Parmi les 130 oeuvres présentées figurent pas moins de 40 autoportraits ! L’artiste aime se représenter avec une douce ironie (tel assoupi à la fin d’un repas arrosé dans Après le souper, vers 1830) ou se cacher dans les scènes de foule. Le visiteur, appelé à le démasquer, développe ainsi un lien complice avec le peintre.
Boilly dépeint avec malice le rôle des uns, comme lors du carnaval ; le milieu social des autres. Dans Le Passage de la planche, il représente ceux qui peuvent s’offrir d’éviter le sol boueux, et à l’arrière-plan, ceux moins aisés, qui doivent monter à dos d’homme.
Autodidacte, l’artiste prolifique développe un style personnel qu’il promeut en inscrivant dans ses oeuvres des cartellini – petites étiquettes sur lesquelles figurent son nom et son adresse – à l’attention d’un potentiel acheteur ! L’effet est d’autant plus étonnant lorsque cette carte de visite est associée à la représentation du Christ, dans ce qui sera l’unique tableau religieux de Boilly (1812).
Cet aspect facétieux se retrouve dans ses oeuvres trompe-l’oeil. Boilly imite soit des estampes par des effets de grisailles (portraits de ses trois fils, fermière distribuant du lait à une foule affamée). Soit dans des compositions hétéroclites mêlant affiches sur lesquelles il ne manque pas de se peindre (Un trompe-l’oeil, vers 1800). Il s’amuse à représenter Un chat gourmand crevant la toile pour manger des harengs (vers 1800-1805). Ou il imite sur la face supérieure d’une table un décor de vide-poche : pièces de monnaie, cartes, plumes, etc., et toujours sa fameuse signature sous forme de cartellino.
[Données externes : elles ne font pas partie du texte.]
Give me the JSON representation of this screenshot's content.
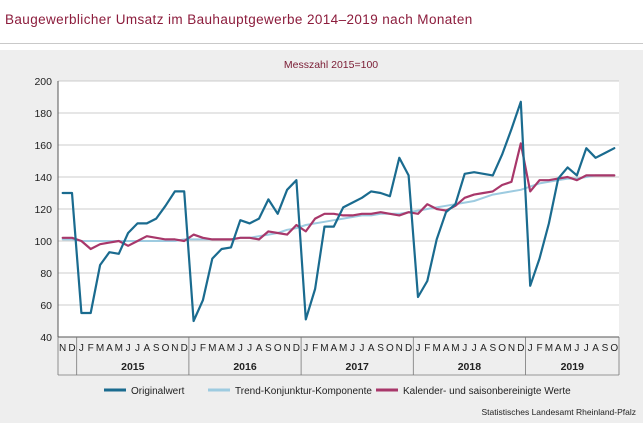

L’esprit joyeux se poursuit dans la salle aux portraits. Devenu portraitiste recherché, il peint toute une gamme de visages parisiens dans un format identique inédit : petit portrait en buste (22 x 16 cm) qu’il dresse en deux heures. L’artiste en aurait réalisé 5000, dont près de 1000 sont aujourd’hui connus. Il compose également des portraits miniatures qui traduisent avec tout autant de talent le caractère de ses contemporains.
Beaucoup d’oeuvres présentées proviennent de la Ramsburg Foundation, Withshire (comté du sud-ouest de l’Angleterre). C’est un vrai plaisir de les découvrir !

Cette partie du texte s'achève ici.